Here is the complete fixed implementation:

```python
import threading

class JobQueue:
    def __init__(self):
        self.jobs = {}
        self.results = {}
        # 1. Initialize a lock to protect shared state
        self.lock = threading.Lock()

    def add_job(self, job_id, data):
        # 2. Lock the dictionary while adding a job
        with self.lock:
            self.jobs[job_id] = data
        return job_id

    def process_job(self, job_id, processor):
        # 3. Lock to safely check existence and retrieve the job
        # We must hold the lock to prevent another thread from 
        # deleting or modifying the job between the check and the access.
        with self.lock:
            if job_id not in self.jobs:
                return False
            data = self.jobs[job_id]
        
        # 4. Process the job outside the lock.
        # Holding the lock during processing would block other threads 
        # from adding jobs or retrieving results, reducing performance.
        result = processor(data)
        
        # 5. Lock to safely store the result and remove the job
        with self.lock:
            self.results[job_id] = result
            del self.jobs[job_id]
        
        return True

    def get_result(self, job_id):
        # 6. Lock to safely read the result
        with self.lock:
            return self.results.get(job_id)
```

### Explanation of the Fix

1.  **`self.lock = threading.Lock()`**: Added in `__init__` to create a synchronization primitive.
2.  **Critical Sections**: The lock is acquired using the `with self.lock:` context manager before accessing `self.jobs` or `self.results`. This ensures that only one thread can manipulate these dictionaries at a time.
3.  **Atomic Check-and-Act**: In `process_job`, the check (`if job_id not in self.jobs`) and the retrieval (`data = self.jobs[job_id]`) are performed while holding the lock.
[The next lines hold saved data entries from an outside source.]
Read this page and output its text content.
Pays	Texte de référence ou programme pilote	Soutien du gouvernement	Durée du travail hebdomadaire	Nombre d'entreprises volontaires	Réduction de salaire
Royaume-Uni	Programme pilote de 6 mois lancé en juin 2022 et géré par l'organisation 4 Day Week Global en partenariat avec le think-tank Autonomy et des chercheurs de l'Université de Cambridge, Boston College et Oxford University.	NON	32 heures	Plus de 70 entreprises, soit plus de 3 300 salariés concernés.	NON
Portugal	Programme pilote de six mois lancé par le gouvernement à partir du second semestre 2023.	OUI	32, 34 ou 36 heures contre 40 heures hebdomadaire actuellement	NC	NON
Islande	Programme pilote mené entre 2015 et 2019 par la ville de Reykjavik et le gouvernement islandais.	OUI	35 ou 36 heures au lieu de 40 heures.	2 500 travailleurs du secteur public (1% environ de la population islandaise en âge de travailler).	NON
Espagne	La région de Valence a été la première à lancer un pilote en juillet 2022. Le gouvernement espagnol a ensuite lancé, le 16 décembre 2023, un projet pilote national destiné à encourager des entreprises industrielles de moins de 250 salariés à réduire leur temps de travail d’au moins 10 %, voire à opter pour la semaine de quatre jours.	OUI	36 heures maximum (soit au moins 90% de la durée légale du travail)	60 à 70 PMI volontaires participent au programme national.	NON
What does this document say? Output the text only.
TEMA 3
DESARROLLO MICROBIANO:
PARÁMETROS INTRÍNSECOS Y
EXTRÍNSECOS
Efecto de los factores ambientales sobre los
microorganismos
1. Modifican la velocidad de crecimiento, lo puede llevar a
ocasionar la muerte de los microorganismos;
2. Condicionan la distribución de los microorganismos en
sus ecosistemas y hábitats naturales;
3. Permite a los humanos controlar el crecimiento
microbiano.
This fixes the Time-Of-Check-to-Time-Of-Use (TOCTOU) race condition where one thread might check for a job, and another thread might delete it before the first thread reads it.
4.  **Lock Release During Processing**: The `processor(data)` call is placed *outside* the lock. This is a best practice to avoid holding the lock for a long time (if the processor performs heavy work or I/O), which would serialize the entire queue and defeat the purpose of concurrency.
5.  **Safe Cleanup**: The deletion of the job (`del self.jobs[job_id]`) is moved inside the lock after the result is saved, ensuring the dictionary state remains consistent.